Warwickshire Pride, Warwickshire’s self-styled “primary LGBT+ organisation”, has lashed out at its local county council and other “bigots” after a sex education programme, incorporating transgender ideology and explicit sexual imagery, was scrapped following threats of legal action by the Christian Institute. Warwickshire Pride has now launched a petition calling for the “All About Me” programme to be restored and for an apology to be issued to “trans people”.
Last Friday, Warwickshire Pride issued a petition calling for the All About Me programme, including a “Trans Toolkit”, to be restored in Warwickshire primary schools after it was abandoned in April.
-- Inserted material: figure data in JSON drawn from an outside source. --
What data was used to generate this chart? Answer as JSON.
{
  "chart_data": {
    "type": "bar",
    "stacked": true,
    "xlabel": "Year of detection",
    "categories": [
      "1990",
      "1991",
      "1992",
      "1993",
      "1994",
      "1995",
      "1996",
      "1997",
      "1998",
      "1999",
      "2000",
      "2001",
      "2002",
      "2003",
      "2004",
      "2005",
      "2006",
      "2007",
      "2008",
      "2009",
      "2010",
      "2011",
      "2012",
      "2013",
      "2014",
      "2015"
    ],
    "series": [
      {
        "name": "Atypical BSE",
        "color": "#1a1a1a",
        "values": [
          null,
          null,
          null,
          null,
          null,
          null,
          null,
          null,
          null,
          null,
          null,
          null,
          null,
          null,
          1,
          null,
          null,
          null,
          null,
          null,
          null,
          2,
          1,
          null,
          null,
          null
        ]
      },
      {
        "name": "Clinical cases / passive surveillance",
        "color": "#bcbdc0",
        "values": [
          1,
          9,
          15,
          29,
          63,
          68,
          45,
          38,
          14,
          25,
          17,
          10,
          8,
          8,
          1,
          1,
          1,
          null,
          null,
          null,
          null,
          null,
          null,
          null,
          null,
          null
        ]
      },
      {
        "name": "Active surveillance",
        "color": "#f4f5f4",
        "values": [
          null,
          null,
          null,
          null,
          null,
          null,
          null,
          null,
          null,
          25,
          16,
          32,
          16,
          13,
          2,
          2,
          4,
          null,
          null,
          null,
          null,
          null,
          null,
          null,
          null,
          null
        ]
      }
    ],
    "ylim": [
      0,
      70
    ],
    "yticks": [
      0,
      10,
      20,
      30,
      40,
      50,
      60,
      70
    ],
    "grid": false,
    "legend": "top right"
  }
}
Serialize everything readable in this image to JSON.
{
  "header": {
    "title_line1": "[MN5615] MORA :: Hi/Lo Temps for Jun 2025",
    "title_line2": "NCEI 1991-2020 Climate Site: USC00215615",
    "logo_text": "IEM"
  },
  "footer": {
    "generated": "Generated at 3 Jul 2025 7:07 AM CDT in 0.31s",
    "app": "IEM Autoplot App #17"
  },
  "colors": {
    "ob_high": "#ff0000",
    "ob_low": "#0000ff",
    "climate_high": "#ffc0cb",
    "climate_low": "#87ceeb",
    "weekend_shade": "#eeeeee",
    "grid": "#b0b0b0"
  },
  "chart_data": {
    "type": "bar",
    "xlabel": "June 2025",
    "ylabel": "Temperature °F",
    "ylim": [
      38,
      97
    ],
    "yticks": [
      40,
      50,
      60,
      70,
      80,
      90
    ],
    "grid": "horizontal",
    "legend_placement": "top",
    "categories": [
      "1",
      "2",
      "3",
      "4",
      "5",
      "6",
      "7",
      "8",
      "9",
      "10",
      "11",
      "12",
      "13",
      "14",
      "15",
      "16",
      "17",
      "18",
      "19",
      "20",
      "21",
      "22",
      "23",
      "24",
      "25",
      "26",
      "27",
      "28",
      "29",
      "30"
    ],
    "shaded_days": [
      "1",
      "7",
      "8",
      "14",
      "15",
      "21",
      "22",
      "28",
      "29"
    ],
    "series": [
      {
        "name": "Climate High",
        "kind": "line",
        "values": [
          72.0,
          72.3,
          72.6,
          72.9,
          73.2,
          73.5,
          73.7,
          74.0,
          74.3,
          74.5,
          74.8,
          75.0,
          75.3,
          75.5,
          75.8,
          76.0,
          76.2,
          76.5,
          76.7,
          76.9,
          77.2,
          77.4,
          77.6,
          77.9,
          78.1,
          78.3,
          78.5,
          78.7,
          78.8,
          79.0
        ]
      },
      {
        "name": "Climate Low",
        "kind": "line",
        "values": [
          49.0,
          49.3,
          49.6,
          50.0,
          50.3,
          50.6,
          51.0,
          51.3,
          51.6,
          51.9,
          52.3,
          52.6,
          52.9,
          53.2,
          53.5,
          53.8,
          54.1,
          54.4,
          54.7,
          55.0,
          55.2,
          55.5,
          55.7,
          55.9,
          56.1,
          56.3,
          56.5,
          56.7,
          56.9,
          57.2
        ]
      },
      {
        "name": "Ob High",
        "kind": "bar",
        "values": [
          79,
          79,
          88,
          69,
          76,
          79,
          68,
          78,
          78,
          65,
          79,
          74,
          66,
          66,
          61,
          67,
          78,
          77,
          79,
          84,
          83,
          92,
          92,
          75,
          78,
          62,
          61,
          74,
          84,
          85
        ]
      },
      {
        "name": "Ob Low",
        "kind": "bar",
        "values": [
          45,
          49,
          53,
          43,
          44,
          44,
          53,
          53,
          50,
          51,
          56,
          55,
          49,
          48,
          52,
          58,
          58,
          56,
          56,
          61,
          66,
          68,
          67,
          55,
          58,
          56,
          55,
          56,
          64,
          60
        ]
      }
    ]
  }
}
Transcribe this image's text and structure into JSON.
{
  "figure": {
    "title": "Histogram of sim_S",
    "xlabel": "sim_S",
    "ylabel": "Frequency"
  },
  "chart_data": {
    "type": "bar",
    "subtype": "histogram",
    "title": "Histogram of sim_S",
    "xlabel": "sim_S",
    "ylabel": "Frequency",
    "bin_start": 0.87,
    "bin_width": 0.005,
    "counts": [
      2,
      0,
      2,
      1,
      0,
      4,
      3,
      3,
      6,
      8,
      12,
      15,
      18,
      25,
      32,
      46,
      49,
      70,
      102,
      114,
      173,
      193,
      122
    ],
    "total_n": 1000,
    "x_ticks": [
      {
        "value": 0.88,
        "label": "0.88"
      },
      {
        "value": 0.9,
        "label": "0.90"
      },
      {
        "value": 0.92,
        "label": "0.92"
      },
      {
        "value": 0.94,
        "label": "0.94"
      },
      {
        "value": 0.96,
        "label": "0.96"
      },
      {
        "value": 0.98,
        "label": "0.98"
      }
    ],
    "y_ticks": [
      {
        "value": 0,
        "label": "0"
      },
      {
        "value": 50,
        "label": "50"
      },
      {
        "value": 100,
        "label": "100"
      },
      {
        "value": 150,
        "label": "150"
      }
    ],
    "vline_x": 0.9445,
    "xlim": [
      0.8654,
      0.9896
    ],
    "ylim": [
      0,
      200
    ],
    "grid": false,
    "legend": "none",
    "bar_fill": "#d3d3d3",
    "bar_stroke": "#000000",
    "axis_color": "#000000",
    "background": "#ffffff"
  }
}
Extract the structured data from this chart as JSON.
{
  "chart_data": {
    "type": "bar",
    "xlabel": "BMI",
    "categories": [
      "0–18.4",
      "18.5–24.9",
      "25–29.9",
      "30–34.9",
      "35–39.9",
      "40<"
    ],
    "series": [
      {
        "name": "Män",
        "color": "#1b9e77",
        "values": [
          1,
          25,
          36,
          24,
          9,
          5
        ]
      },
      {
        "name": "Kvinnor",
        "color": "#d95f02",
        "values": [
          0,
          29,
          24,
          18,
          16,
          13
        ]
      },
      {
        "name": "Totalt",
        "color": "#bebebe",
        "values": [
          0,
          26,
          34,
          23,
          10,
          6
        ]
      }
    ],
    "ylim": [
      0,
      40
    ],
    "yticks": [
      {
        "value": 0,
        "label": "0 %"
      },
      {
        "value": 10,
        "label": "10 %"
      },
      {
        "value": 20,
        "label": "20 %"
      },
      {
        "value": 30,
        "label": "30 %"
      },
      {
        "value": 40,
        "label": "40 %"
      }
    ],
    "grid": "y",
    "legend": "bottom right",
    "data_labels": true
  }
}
At the time, the LGBT pressure group stated that it was “deeply saddened and frankly outraged” by Warwickshire County Council’s decision, and also excused it of “transphobia”.
However, a spokesperson for the Christian Institute, which, following an outcry by parents, was instrumental in opposing the programme, has said:
“Parents were right to be concerned about this material, some of which was inappropriate for young children and did not comply with the law on Relationships and Sex Education. This appears to have been recognised by Warwickshire County Council which ordered a review and then rightly decided to withdraw the programme.”
They continued: “As one parent said following the decision to ditch the programme: ‘This is not before time. My wife and I were deeply troubled by the explicit nature of some of the All About Me materials – and the ideology underpinning them. We don’t want our children being taught about masturbation, explicit sexual content or experimental transgender ideas in school’, and another added, ‘These materials were never suitable for children’.”
The Christian Institute added that it was their “hope that before a replacement programme is introduced, great care is taken to listen to local parents and children and take on board their concerns”.
“All About Me”
The All About Me programme, which promote the use of graphic sexual imagery divorced from any references to marriage, encouraged children as young as six to masturbate.
Moreover, the programme, intended for 200 primary schools in Warwickshire, included a number of false claims, including the assertion that gender “can be best understood as being a spectrum”. It also said that “transgender children have the right to use whichever toilet or changing room they feel most comfortable using”, and that parents should not be informed if their children were sharing overnight accommodation with a member of the opposite sex.
As one mother said at the time:
“The equal rights of girls are simply discounted and disregarded in this guidance. If they express any discomfort about a male coming into their spaces, the girl is presented as transphobic and told to go and change somewhere else. It’s outrageous and defies the Equality Act 2010.”
Safe at School
Dr Tom Rogers, SPUC Education Outreach Manager, commented:
“Warwickshire County Council, along with other local authorities and the Government, must now listen to the voice of parents who are far better placed to know what is in the best interests of their children than LGBT pressure groups. Indeed, the fact that this particular group in question would brand loving parents ‘bigots’ for trying to prevent the blatant sexualisation of their young children shows what dangerous extremists they really are.”
Dr Rogers continued:
“This is why it is so important that parents must have the final say. SPUC Safe at School is therefore supporting the call of concerned parents for the Government to delay the implementation of compulsory RSE until the legally required school consultations with parents, severely hit by the coronavirus lockdown, have been allowed to take place. We are also calling for a full parental right of withdrawal from this subject to be reinstated so that such consultations are truly meaningful, and that the rights of all parents who refer to handle this very personal area of their children’s upbringing themselves be respected.”